I get to have really cool experiences as a writer that I wouldn't otherwise have. Here's a for instance. Today, I had a past life regression hypnotherapy session. This is the second session I've had. Both were for the purpose of writing articles. In a few weeks, I am going to undergo a past life regression session live for a podcast.
Here's another one. Last weekend, I got to tag along and ask annoying questions while a paranormal group investigated a haunted mansion. And not the Disney kind. Later this month I get to go with the same paranormal group and investigate a reportedly haunted hotel. How cool is that?
I love to write, and I really love all of the stuff that comes with writing under the guise of research.

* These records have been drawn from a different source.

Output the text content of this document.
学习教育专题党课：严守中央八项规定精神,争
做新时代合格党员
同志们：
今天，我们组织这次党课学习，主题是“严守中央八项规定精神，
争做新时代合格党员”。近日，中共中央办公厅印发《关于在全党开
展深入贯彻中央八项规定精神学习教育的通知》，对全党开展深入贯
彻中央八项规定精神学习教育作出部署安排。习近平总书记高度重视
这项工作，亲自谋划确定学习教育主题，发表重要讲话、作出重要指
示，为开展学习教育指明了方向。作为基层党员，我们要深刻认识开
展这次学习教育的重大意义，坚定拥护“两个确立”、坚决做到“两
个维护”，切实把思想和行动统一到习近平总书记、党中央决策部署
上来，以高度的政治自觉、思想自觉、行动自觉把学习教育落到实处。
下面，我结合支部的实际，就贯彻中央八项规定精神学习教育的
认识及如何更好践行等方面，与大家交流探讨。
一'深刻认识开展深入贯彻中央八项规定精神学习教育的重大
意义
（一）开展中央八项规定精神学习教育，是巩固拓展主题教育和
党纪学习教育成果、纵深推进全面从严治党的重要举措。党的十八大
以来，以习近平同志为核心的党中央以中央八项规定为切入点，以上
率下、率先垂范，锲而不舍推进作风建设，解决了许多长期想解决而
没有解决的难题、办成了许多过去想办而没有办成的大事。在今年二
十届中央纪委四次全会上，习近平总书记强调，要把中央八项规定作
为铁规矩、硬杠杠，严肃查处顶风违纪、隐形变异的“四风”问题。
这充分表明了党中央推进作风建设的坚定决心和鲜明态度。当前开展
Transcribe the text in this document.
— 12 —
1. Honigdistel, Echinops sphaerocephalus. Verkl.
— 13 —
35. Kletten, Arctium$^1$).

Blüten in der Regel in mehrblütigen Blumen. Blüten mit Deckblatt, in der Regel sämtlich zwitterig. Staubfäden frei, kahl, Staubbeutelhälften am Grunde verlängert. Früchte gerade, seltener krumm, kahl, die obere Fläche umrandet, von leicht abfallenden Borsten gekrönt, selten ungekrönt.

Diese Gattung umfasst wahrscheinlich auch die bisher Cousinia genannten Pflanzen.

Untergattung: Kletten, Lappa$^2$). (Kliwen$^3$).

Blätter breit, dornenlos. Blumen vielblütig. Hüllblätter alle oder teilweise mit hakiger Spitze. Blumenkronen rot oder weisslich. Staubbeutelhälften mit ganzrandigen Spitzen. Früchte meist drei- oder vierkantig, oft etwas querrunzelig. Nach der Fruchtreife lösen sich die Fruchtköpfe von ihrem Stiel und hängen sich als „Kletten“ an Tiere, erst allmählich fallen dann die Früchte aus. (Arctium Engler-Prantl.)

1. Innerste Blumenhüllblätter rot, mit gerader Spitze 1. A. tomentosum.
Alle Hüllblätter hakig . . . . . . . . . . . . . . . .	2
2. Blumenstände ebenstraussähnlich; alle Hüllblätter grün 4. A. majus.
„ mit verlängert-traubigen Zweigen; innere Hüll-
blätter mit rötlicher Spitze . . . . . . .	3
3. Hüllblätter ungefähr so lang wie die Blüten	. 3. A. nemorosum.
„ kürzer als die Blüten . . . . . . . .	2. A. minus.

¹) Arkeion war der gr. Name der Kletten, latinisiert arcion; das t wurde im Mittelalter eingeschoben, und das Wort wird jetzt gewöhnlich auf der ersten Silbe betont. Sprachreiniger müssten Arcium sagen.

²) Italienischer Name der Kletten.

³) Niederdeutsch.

I've talked with interesting and entertaining people. I've talked with famous people. I've had the chance to have unusual experiences. And perhaps best of all, I have the chance to ask as many questions as I can come up with whenever I meet and talk with someone.
For a curious cat like me, I just can't imagine any better line of work.
I used to have an ego. Then I became a writer. That was the end of that.
As a writer for Corporate America, I quickly learned that if I led with my ego, it was going to be crushed. Not because I couldn't write, but because when you are writing for someone else, they have very specific ideas about what they want. Or, perhaps more accurately, they have very specific ideas about what they don't want. And usually they don't know they don't want it until you've written it.
Writing for others is a collaborative process. And I quickly discovered that how I view that process is key to my success. There were two ways I can go about it. I can lead with my ego and spend a lot of time being frustrated, or I can open myself up to the collaboration and do my best to give my co-collaborator what they want.
Guess which one I chose? No. Not the ego. That went away a long time ago, and I am a happier and more peaceful writer as a result.
I'm an extremely curious person. I want to know stuff. I crave new knowledge. This makes freelance writing the perfect profession for me. Writing gives me the opportunity to research topics, develop article ideas, and to cram my brain chock full of information. It also makes me insanely difficult to beat at Trivial Pursuit.
When I hear about something new, I'm not satisfied with just a news blurb or a quick sound bite. Instead, I want to dig into the topic in depth. And then, once I know what I now know, I want to write about it so that others can be filled with the same wonder of discovery that I have.
I am blessed to be living in the information age. With the Internet, I have access to tremendous amounts of knowledge, which feeds my addiction to new information. I am also an insatiable reader. I love seeing how other people put what they know, see, think and feel into words. As a child, I spent hours in the library. Now they see me coming at Amazon.com and Borders, and they start to rub their hands in glee.
Words and knowledge go hand-in-hand. Writing and curiosity are a match made in heaven. And I am thoroughly blessed to have not only the insatiable desire to learn, but also the gift to communicate what I know. The way I see it, that makes me one of the lucky ones.
The life of a freelance writer is never dull. At any given moment, I could have several projects going - such as writing a book on job hunting, editing a World of Warcraft Manual, writing a hypnotherapy website, interviewing a world-renowned UFOlogist, creating sports psychology workbooks and writing an article on spirit photography. All at once.
I like it that way. It keeps my mind active and involved. I have the opportunity to discover updated information on topics that interest me. Sometimes, I get to learn about new topics. I become an instant expert.
Even better - there is something inside of me that thrives on the challenge of keeping all of the balls in the air. And the subtle pressure of putting out a quality product within a deadline. I love it. I thrive on it. It is a big part of who I am. I can't imagine it any other way.